In Jasmine by Bharati Mukherjee, the main character (Jane) comes from a foreign country and moves to America. Here she goes through changes, not only within herself, but in her appearance and name. She finds herself being able to reinvent herself by taking in the “American Dream”: living in a rural community, adopting a child, and being pregnant. Yet it seems that whenever Jane moves, a new person approaches. In Punjab, her name was Jyoti Vinn. When she moved to New York, she was giving the name Jasmine and then in Iowa her soon-to-be husband gave her the name Jane. Each name that she has had gives off not only a different person, but a different turning point in her life.
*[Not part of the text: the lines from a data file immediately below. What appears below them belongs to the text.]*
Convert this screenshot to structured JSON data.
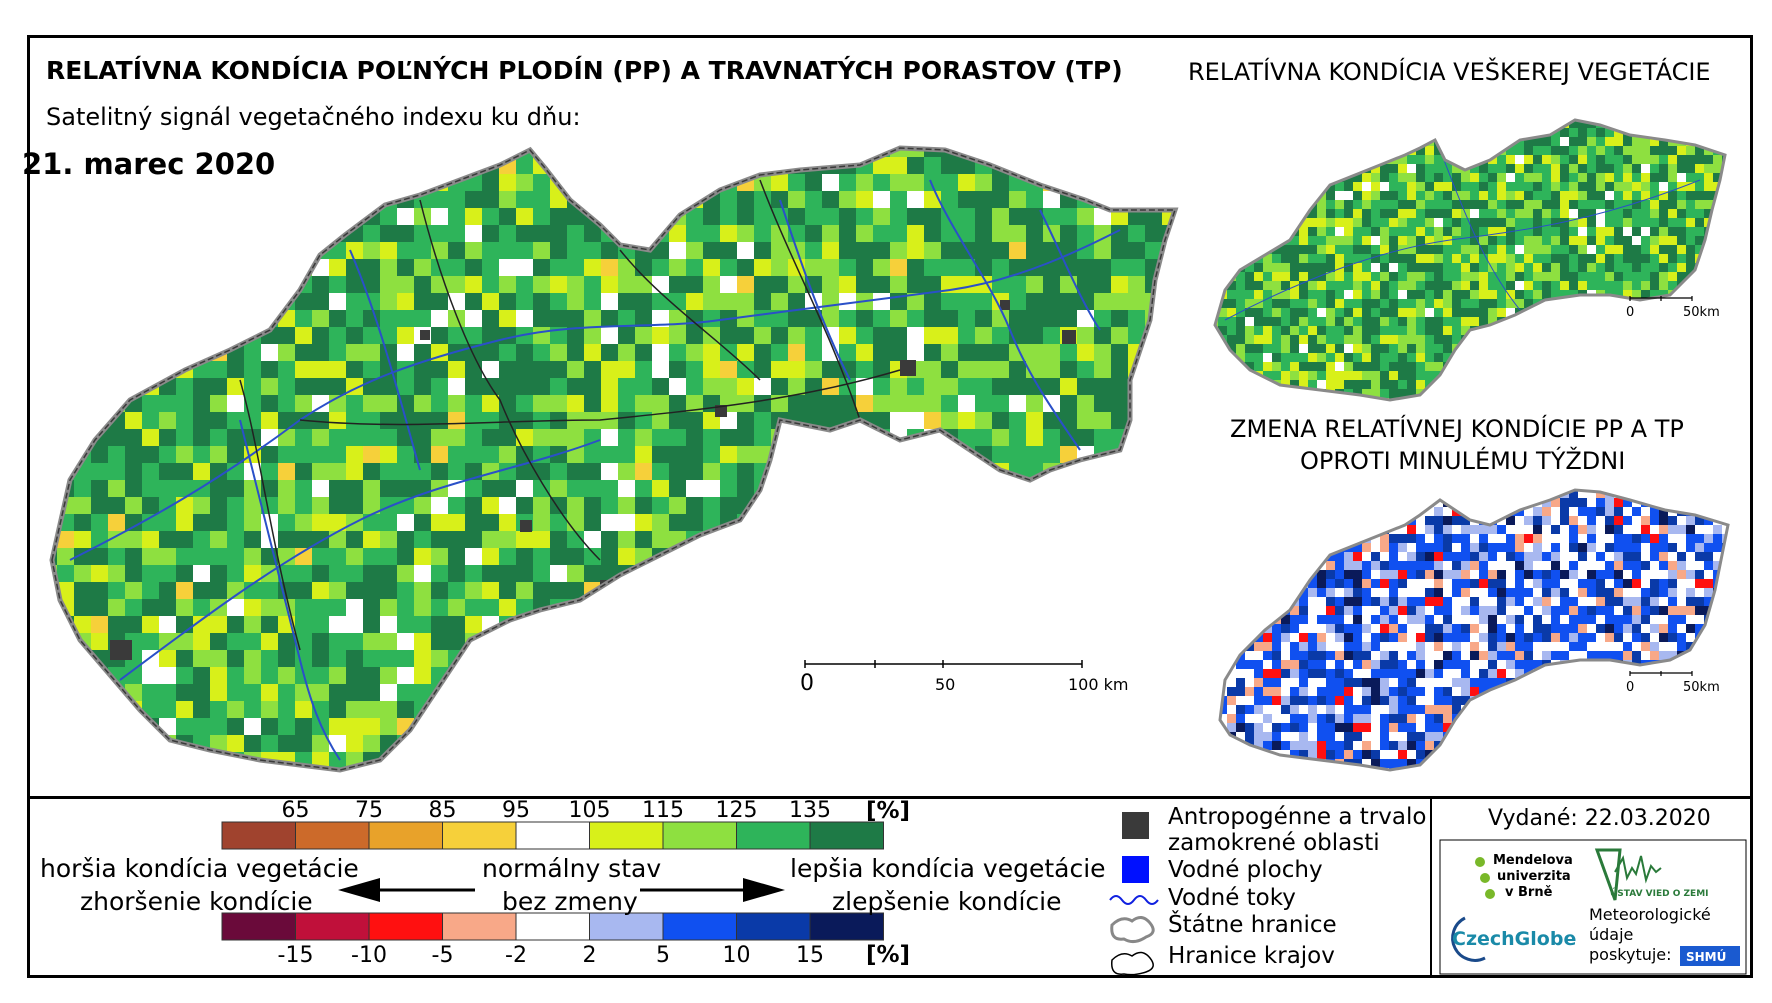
{
  "header": {
    "title": "RELATÍVNA KONDÍCIA POĽNÝCH PLODÍN (PP) A TRAVNATÝCH PORASTOV (TP)",
    "subtitle": "Satelitný signál vegetačného indexu ku dňu:",
    "date": "21. marec 2020"
  },
  "inset_top": {
    "title": "RELATÍVNA KONDÍCIA VEŠKEREJ VEGETÁCIE",
    "scale_labels": [
      "0",
      "50km"
    ]
  },
  "inset_bottom": {
    "title_line1": "ZMENA RELATÍVNEJ KONDÍCIE PP A TP",
    "title_line2": "OPROTI MINULÉMU TÝŽDNI",
    "scale_labels": [
      "0",
      "50km"
    ]
  },
  "main_scale": {
    "labels": [
      "0",
      "50",
      "100 km"
    ]
  },
  "legend": {
    "condition_ticks": [
      "65",
      "75",
      "85",
      "95",
      "105",
      "115",
      "125",
      "135"
    ],
    "condition_unit": "[%]",
    "condition_colors": [
      "#a0432e",
      "#cc6a2a",
      "#e8a22a",
      "#f6d03a",
      "#ffffff",
      "#d8f01a",
      "#8ee040",
      "#2eb45a",
      "#1e7a46"
    ],
    "change_ticks": [
      "-15",
      "-10",
      "-5",
      "-2",
      "2",
      "5",
      "10",
      "15"
    ],
    "change_unit": "[%]",
    "change_colors": [
      "#6a0a3a",
      "#c0103a",
      "#ff1010",
      "#f8a888",
      "#ffffff",
      "#a8b8f0",
      "#1050f0",
      "#0a3aa8",
      "#0a1a5a"
    ],
    "left_text1": "horšia kondícia vegetácie",
    "left_text2": "zhoršenie kondície",
    "mid_text1": "normálny stav",
    "mid_text2": "bez zmeny",
    "right_text1": "lepšia kondícia vegetácie",
    "right_text2": "zlepšenie kondície"
  },
  "symbols": {
    "anthro_line1": "Antropogénne a trvalo",
    "anthro_line2": "zamokrené oblasti",
    "water": "Vodné plochy",
    "rivers": "Vodné toky",
    "border": "Štátne hranice",
    "regions": "Hranice krajov"
  },
  "issued": "Vydané: 22.03.2020",
  "logos": {
    "mendel": [
      "Mendelova",
      "univerzita",
      "v Brně"
    ],
    "czechglobe": "CzechGlobe",
    "uvoz": "ÚSTAV VIED O ZEMI",
    "meteo": [
      "Meteorologické",
      "údaje",
      "poskytuje:"
    ],
    "shmu": "SHMÚ"
  },
  "colors": {
    "map_base": "#3aa84a",
    "border": "#8a8a8a",
    "river": "#2a50c8"
  }
}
Jyoti Vinn was the woman who went through pain and suffering in Punjab whereas Jasmine was the woman who was starting a new life in a new area; experiencing America for the first time. Finally, we have Jane, who symbolizes the older woman who is settling down with a family. “I have had a husband for each of the women I have been. Prakash for Jasmine, Taylor for Jase, Bud for Jane. Half-Face for Kali” (197).

Yet each time that she does move, she is given the new name to her; she did not create it for herself. Instead, the person that she is involved with bestows a new name along with a new identity, a new lifestyle, a new personality. Whenever a new name approaches she somehow “murders” her old self and creates a new one.
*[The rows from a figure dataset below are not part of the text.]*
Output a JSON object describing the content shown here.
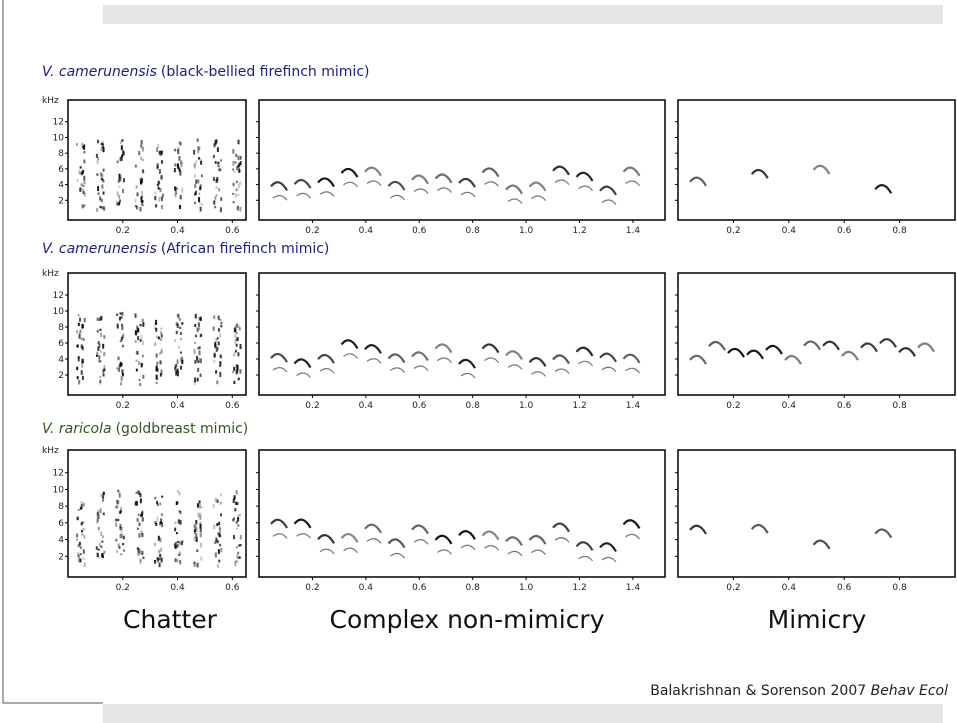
{
  "rows": [
    {
      "species": "V. camerunensis",
      "description": "(black-bellied firefinch mimic)"
    },
    {
      "species": "V. camerunensis",
      "description": "(African firefinch mimic)"
    },
    {
      "species": "V. raricola",
      "description": "(goldbreast mimic)"
    }
  ],
  "y_axis": {
    "unit": "kHz",
    "ticks": [
      "12",
      "10",
      "8",
      "6",
      "4",
      "2"
    ]
  },
  "panels": [
    {
      "label": "Chatter",
      "x_ticks": [
        "0.2",
        "0.4",
        "0.6"
      ]
    },
    {
      "label": "Complex non-mimicry",
      "x_ticks": [
        "0.2",
        "0.4",
        "0.6",
        "0.8",
        "1.0",
        "1.2",
        "1.4"
      ]
    },
    {
      "label": "Mimicry",
      "x_ticks": [
        "0.2",
        "0.4",
        "0.6",
        "0.8"
      ]
    }
  ],
  "citation": {
    "authors": "Balakrishnan & Sorenson 2007",
    "journal": "Behav Ecol"
  }
}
In chapter 18, Jane talks about her encounter with Mary Webb and how she believes in past-lives. Mary Webb goes into further detail about a group that she is apart of that is ran by Ma Leela. Ma Leela is a lady who believes that she was sent from the heavens and placed into a body of a woman who tried to commit suicide. When the suicidal woman was being revived, Ma Leela entered her body and took over. Jane finds this story to be very amusing and finds out that she does believe in people being “reborn”. She is soon able to point out the different characters of her life and how each one is not the same. “Jyoti of Hasnapur was not Jasmine, Duff’s day mummy and Taylor and Wylie’s au pair in Manhattan; that Jasmine isn’t this Jane Ripplemeyer having lunch with Mary Webb… (127).
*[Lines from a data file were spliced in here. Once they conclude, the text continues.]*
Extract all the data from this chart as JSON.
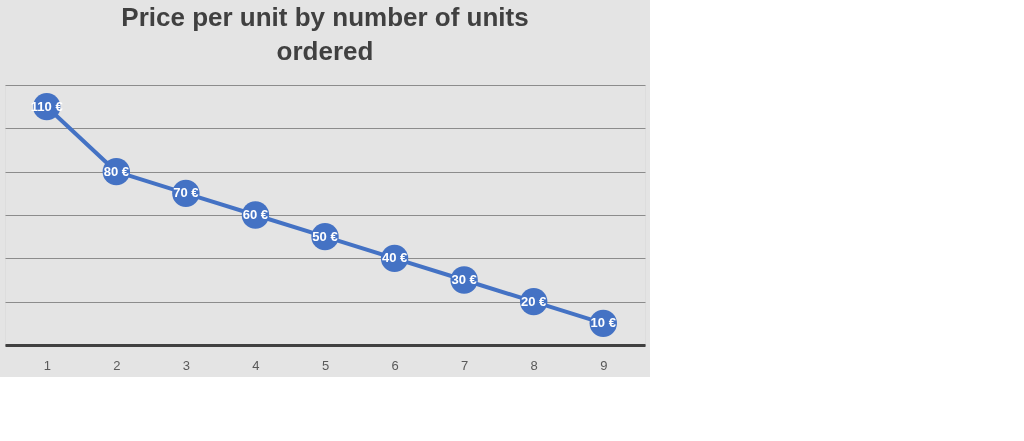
{
  "chart_data": {
    "type": "line",
    "title": "Price per unit by number of units ordered",
    "categories": [
      "1",
      "2",
      "3",
      "4",
      "5",
      "6",
      "7",
      "8",
      "9"
    ],
    "series": [
      {
        "color": "#4472c4",
        "values": [
          110,
          80,
          70,
          60,
          50,
          40,
          30,
          20,
          10
        ],
        "value_labels": [
          "110 €",
          "80 €",
          "70 €",
          "60 €",
          "50 €",
          "40 €",
          "30 €",
          "20 €",
          "10 €"
        ]
      }
    ],
    "ylim": [
      0,
      120
    ],
    "yticks": [
      {
        "value": 0,
        "label": null
      },
      {
        "value": 20,
        "label": null
      },
      {
        "value": 40,
        "label": null
      },
      {
        "value": 60,
        "label": null
      },
      {
        "value": 80,
        "label": null
      },
      {
        "value": 100,
        "label": null
      },
      {
        "value": 120,
        "label": null
      }
    ],
    "tick_labels": "x",
    "grid": "y",
    "marker": "circle",
    "line_style": "solid"
  }
}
I find myself to be in Jasmine’s shoes throughout this novel.  The names that she is given are different characters that shape who she is, where she’s been, and what she has done.  Looking back on names that I have been called by my parents and friends, I realize that each one has somewhat of a different meaning to the person I truly am.  My legal name shows where I come from, what my parents would like me to become: a strong woman with good character, a strong mindset, and who’s able to become successful.  Jackie reflects my personality and the other names that have been given to me mirror my past, my accomplishments, and my adventures.  Some names bring back recollection of how I used to be and where I was during that time in my life.  Names from past relationships bring back old memories (good and bad) and show what I have learned from other people as well as myself. 

 

I don’t believe that the names that we are given completely destroy the names that we have had or who we were in the past.  Instead, I feel that they shape who we are as a person.  They mold us into who we are now: showing the different “characters” that we have inside us.  Who knows, one day this Jackie might actually start feeling like a Jacqueline or maybe she’ll be able to find a name that is a mixture between the two.

 

 

2 comments on The Name Game

  • robburton said 3 months ago

    Cool

  • dcronin said 3 months ago

    Very descriptive, I liked the information from the novel.